RDBMS vs NoSQL Databases

RDBMS and NoSQL databases can also be categorized as structured vs unstructured databases or relational vs non-relational databases.

RDBMS

Relational database management systems (RDBMS) are sometimes referred to as SQL databases since they use Structured Query Language (SQL) as the standard user and application program interface (API). These databases were designed in the 1970s, with the first practical and efficient implementation in 1973. Subsequent market leaders include database versions from Oracle, IBM, and Microsoft. RDBMS databases are designed to store structured data and use relationships between tables to join data. They are not typically used to store large unstructured data types like image, music and video data.

NoSQL Databases

NoSQL databases are designed to store unstructured data which doesn’t follow a predefined schema. They are better at storing large amounts of data and large data types—like video, music and image data.

Unlike relational databases, NoSQL databases follow a flexible data model, making them ideal for storing data that changes frequently or for applications that handle diverse data types.

NoSQL databases, introduced in the 2000s, focus on supporting horizontal write scalability without compromising the performance observed in the single-node, monolithic SQL databases dominant at that time. The compromise instead come in the form of eventual consistency (i.e. an inability to guarantee that a read will access the latest update — no ACID transactions) and the loss of multi-key access patterns (such as SQL integrity/foreign key constraints and JOINs).
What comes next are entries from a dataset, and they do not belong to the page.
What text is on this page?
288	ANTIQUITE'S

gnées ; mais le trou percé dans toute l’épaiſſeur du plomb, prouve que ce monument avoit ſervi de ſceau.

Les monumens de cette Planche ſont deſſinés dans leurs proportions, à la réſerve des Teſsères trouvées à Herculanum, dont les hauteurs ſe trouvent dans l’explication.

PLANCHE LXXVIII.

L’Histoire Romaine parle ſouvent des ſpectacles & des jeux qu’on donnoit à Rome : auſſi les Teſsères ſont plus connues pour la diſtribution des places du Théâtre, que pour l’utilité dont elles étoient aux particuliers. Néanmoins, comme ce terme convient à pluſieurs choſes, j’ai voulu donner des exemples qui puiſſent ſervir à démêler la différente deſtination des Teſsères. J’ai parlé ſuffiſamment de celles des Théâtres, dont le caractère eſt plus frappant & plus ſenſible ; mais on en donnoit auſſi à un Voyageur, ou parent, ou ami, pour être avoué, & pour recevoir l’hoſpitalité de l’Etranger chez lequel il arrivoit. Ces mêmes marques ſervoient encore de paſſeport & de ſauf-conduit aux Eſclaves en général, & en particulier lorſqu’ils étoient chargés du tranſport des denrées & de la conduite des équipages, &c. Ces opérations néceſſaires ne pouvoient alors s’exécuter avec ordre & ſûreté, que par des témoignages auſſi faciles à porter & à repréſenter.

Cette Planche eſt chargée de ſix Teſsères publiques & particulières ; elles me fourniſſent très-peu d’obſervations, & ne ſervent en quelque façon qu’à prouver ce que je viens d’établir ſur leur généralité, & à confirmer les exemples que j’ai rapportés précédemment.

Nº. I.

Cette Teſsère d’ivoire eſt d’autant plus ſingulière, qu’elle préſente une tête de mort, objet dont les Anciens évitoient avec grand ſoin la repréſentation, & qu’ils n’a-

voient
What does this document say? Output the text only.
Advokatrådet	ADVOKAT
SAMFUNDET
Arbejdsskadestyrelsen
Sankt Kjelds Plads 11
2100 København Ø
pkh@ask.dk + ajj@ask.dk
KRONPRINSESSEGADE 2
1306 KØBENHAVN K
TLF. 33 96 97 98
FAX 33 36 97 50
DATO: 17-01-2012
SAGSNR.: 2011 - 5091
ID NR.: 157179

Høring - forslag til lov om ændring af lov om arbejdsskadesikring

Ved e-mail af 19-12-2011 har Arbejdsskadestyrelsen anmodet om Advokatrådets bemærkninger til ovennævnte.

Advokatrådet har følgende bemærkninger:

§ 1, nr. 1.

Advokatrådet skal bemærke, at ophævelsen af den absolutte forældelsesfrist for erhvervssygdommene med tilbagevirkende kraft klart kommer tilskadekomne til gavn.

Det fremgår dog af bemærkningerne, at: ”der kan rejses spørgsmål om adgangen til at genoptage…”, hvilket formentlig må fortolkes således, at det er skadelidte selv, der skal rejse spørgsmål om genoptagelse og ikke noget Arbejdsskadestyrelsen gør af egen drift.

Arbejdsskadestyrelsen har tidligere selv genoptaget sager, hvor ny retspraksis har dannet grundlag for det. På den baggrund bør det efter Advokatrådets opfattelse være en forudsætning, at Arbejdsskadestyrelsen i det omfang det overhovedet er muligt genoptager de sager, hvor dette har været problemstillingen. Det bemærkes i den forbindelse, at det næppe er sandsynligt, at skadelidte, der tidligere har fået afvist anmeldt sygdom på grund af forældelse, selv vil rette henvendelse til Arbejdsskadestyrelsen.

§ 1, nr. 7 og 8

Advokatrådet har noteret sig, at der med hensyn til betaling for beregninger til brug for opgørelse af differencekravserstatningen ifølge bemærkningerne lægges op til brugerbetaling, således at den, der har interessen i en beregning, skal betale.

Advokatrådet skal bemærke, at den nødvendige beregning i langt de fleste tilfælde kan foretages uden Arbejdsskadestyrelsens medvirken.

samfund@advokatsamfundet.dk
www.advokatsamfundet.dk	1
NoSQL queries could typically access only a single key (or a range of nearby keys) at a time. Even a read-your-own-write consistency guarantee was considered out of norm. The failure of an eventually consistent database could lead to a value that was either never committed in the database or was completely out of order. Given these fundamental limitations, developers continued to use monolithic SQL databases for business-critical transactional workloads. The use of NoSQL became limited to those ever-growing workloads that had less business-critical data needs.

RDBMS, NoSQL, and Distributed SQL

Distributed SQL databases, which combine the key capabilities of RDBMS and NoSQL databases, are becoming popular with organizations interested in moving transactional applications and their underlying data to modern cloud or cloud native environments. This is often motivated by the desire to reduce TCO and move away from the horizontal scaling limitations of monolithic RDBMS and eventual consistency limitations of NoSQL databases.